By Jim Manzardo
An ICU bedside nurse caring for an intubated post-stem cell transplant child whose swollen and discolored body was painful to see: “We’re torturing her. When will her parents let her go and die in peace?”
A CNA, after listening to a mom whose son was dying of a terminal brain tumor: “It’s so hard to listen to the mom as she struggles with her decision to stop nutrition seeing that after three weeks he is still alive. I, too, am wondering if we’re doing the right thing.”
A physician reflecting on a patient whose test confirmed brain death, yet whose parents wished to continue full support: “What are we doing? Why do we have to keep going? We’re treating a dead child. It makes no sense and goes against everything that medicine is supposed to be.”
These thoughts, feelings, and questions, which have kept my colleagues awake at night, are some examples of the moral distress I have heard as a pediatric chaplain in an intensive care unit. Being one of the top-ranked specialized pediatric hospitals in the country, having some of the best physicians, and utilizing the most advanced medical treatments are both a blessing and a curse. Highly critical and near-death patients, whom other hospitals have determined they cannot help, are often sent to us. Parents’ expectations of cure, or at least of avoiding death, are high.
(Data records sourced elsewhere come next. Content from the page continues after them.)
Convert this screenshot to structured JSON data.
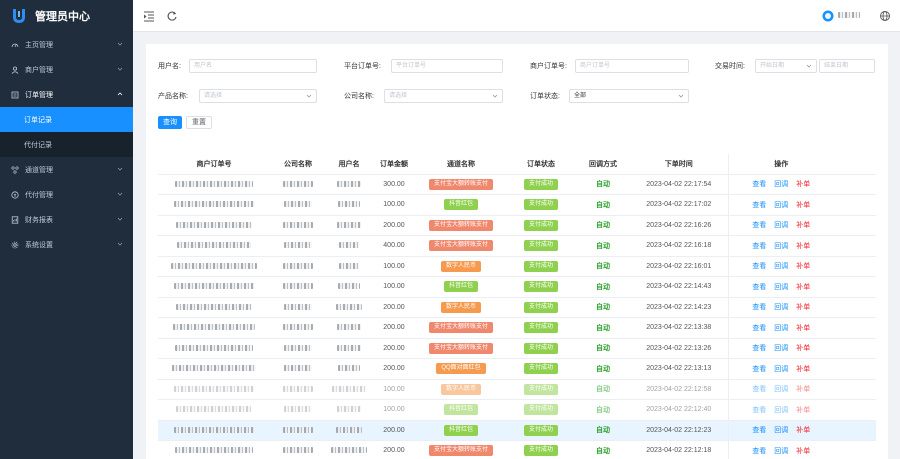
{
  "brand": {
    "title": "管理员中心"
  },
  "sidebar": {
    "items": [
      {
        "label": "主页管理",
        "icon": "gauge-icon"
      },
      {
        "label": "商户管理",
        "icon": "user-icon"
      },
      {
        "label": "订单管理",
        "icon": "order-icon",
        "open": true,
        "children": [
          {
            "label": "订单记录",
            "active": true
          },
          {
            "label": "代付记录"
          }
        ]
      },
      {
        "label": "通道管理",
        "icon": "channel-icon"
      },
      {
        "label": "代付管理",
        "icon": "payout-icon"
      },
      {
        "label": "财务报表",
        "icon": "report-icon"
      },
      {
        "label": "系统设置",
        "icon": "settings-icon"
      }
    ]
  },
  "header": {
    "menu_toggle_icon": "indent-icon",
    "refresh_icon": "refresh-icon",
    "avatar_icon": "avatar-icon",
    "language_icon": "globe-icon"
  },
  "filters": {
    "username_label": "用户名:",
    "username_placeholder": "用户名",
    "platform_order_label": "平台订单号:",
    "platform_order_placeholder": "平台订单号",
    "merchant_order_label": "商户订单号:",
    "merchant_order_placeholder": "商户订单号",
    "trade_time_label": "交易时间:",
    "start_date_placeholder": "开始日期",
    "end_date_placeholder": "结束日期",
    "product_label": "产品名称:",
    "product_placeholder": "请选择",
    "company_label": "公司名称:",
    "company_placeholder": "请选择",
    "status_label": "订单状态:",
    "status_value": "全部",
    "search_label": "查询",
    "reset_label": "重置"
  },
  "table": {
    "columns": [
      "商户订单号",
      "公司名称",
      "用户名",
      "订单金额",
      "通道名称",
      "订单状态",
      "回调方式",
      "下单时间",
      "操作"
    ],
    "actions": {
      "view": "查看",
      "callback": "回调",
      "fix": "补单"
    },
    "status_text": "支付成功",
    "callback_text": "自动",
    "rows": [
      {
        "amount": "300.00",
        "channel": "支付宝大额转账支付",
        "ccolor": "#f0886e",
        "time": "2023-04-02 22:17:54"
      },
      {
        "amount": "100.00",
        "channel": "抖音红包",
        "ccolor": "#8fd14f",
        "time": "2023-04-02 22:17:02"
      },
      {
        "amount": "200.00",
        "channel": "支付宝大额转账支付",
        "ccolor": "#f0886e",
        "time": "2023-04-02 22:16:26"
      },
      {
        "amount": "400.00",
        "channel": "支付宝大额转账支付",
        "ccolor": "#f0886e",
        "time": "2023-04-02 22:16:18"
      },
      {
        "amount": "100.00",
        "channel": "数字人民币",
        "ccolor": "#f59a4e",
        "time": "2023-04-02 22:16:01"
      },
      {
        "amount": "100.00",
        "channel": "抖音红包",
        "ccolor": "#8fd14f",
        "time": "2023-04-02 22:14:43"
      },
      {
        "amount": "200.00",
        "channel": "数字人民币",
        "ccolor": "#f59a4e",
        "time": "2023-04-02 22:14:23"
      },
      {
        "amount": "200.00",
        "channel": "支付宝大额转账支付",
        "ccolor": "#f0886e",
        "time": "2023-04-02 22:13:38"
      },
      {
        "amount": "200.00",
        "channel": "支付宝大额转账支付",
        "ccolor": "#f0886e",
        "time": "2023-04-02 22:13:26"
      },
      {
        "amount": "200.00",
        "channel": "QQ面对面红包",
        "ccolor": "#f59a4e",
        "time": "2023-04-02 22:13:13"
      },
      {
        "amount": "100.00",
        "channel": "数字人民币",
        "ccolor": "#f59a4e",
        "time": "2023-04-02 22:12:58",
        "faded": true
      },
      {
        "amount": "100.00",
        "channel": "抖音红包",
        "ccolor": "#8fd14f",
        "time": "2023-04-02 22:12:40",
        "faded": true
      },
      {
        "amount": "200.00",
        "channel": "抖音红包",
        "ccolor": "#8fd14f",
        "time": "2023-04-02 22:12:23",
        "highlight": true
      },
      {
        "amount": "200.00",
        "channel": "支付宝大额转账支付",
        "ccolor": "#f0886e",
        "time": "2023-04-02 22:12:18"
      }
    ]
  },
  "colors": {
    "accent": "#1890ff",
    "sidebar_bg": "#1f2d3d",
    "status_green": "#8fd14f",
    "fix_red": "#f5222d"
  }
}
In fact, in the past 30 years, death in pediatric intensive care units has decreased due in large part to technological advances.
But with the saving of lives has come an increase in children with profound deficits requiring tremendous lifelong advanced medical intervention. With pediatric healthcare for the most part no longer being paternalistic, parents are the ones making treatment decisions for conditions which in the past were fatal but now with ventilator assistance, other therapies, and 24/7 nursing allow a child to survive and be cared for at home. The majority of children who do not survive in pediatric ICUs die as a result of a decision to stop life-sustaining treatment.
In this context, my colleagues are practicing their craft, witnessing incredible suffering both of children and parents, and wondering if they are doing more harm than good. Their moral distress is the emotional, mental, and spiritual struggle stemming from choices they have made that they perceive to be contrary to what for them is the right thing to do; witnessing or participating in directly or indirectly an event which they feel in some way violates their conscience and values; or deciding what the right action is, but, because of constraints, not being able to make it happen.
Each of my colleagues experienced moral distress to differing degrees on emotional, mental, and spiritual levels. Emotionally, some felt guilt for what they did or did not do or simply for their complicity, for being upset with the parents and their choices or lack of decision. In some cases, they felt some frustration and anger with parents’ decisions, with colleagues over communication breakdowns or disagreements about goals of care, or with the institution for not backing them. Some verbalized powerlessness and helplessness to influence the outcome. All felt sad for the parents witnessing the depths of their grief.
Mentally, they second-guessed themselves. They wondered if they made the right treatment decisions. They questioned their own judgment.
Spiritually, they struggled with a loss of control and finding meaning, experienced some crisis of their own faith and of their vocation, and felt some disconnection from colleagues, family members and friends.
Fortunately, the leadership of the intensive care unit in which I work recognizes how stressful this place of intense caring can be for staff. We know that moral distress is a given and a sign that we are conscientious caregivers practicing in very complex circumstances. We know too that the awareness, naming, validation, and acceptance of this very real stress, and the range of accompanying feelings and questions, as well as forums for expressing and discussing it, are vital for staff wellness.
At our institution, chaplains provide one-on-one check-ins with staff, facilitate debriefings, meet regularly with leaders at all levels throughout the hospital, and participate in other gatherings where open and honest communication is encouraged. With our well-developed listening and facilitation skills, our nonjudgmental perspective and willingness to ask the hard questions, chaplains play an integral role in addressing moral distress.
Jim Manzardo, BCC, is a chaplain at Lurie Children’s Hospital of Chicago.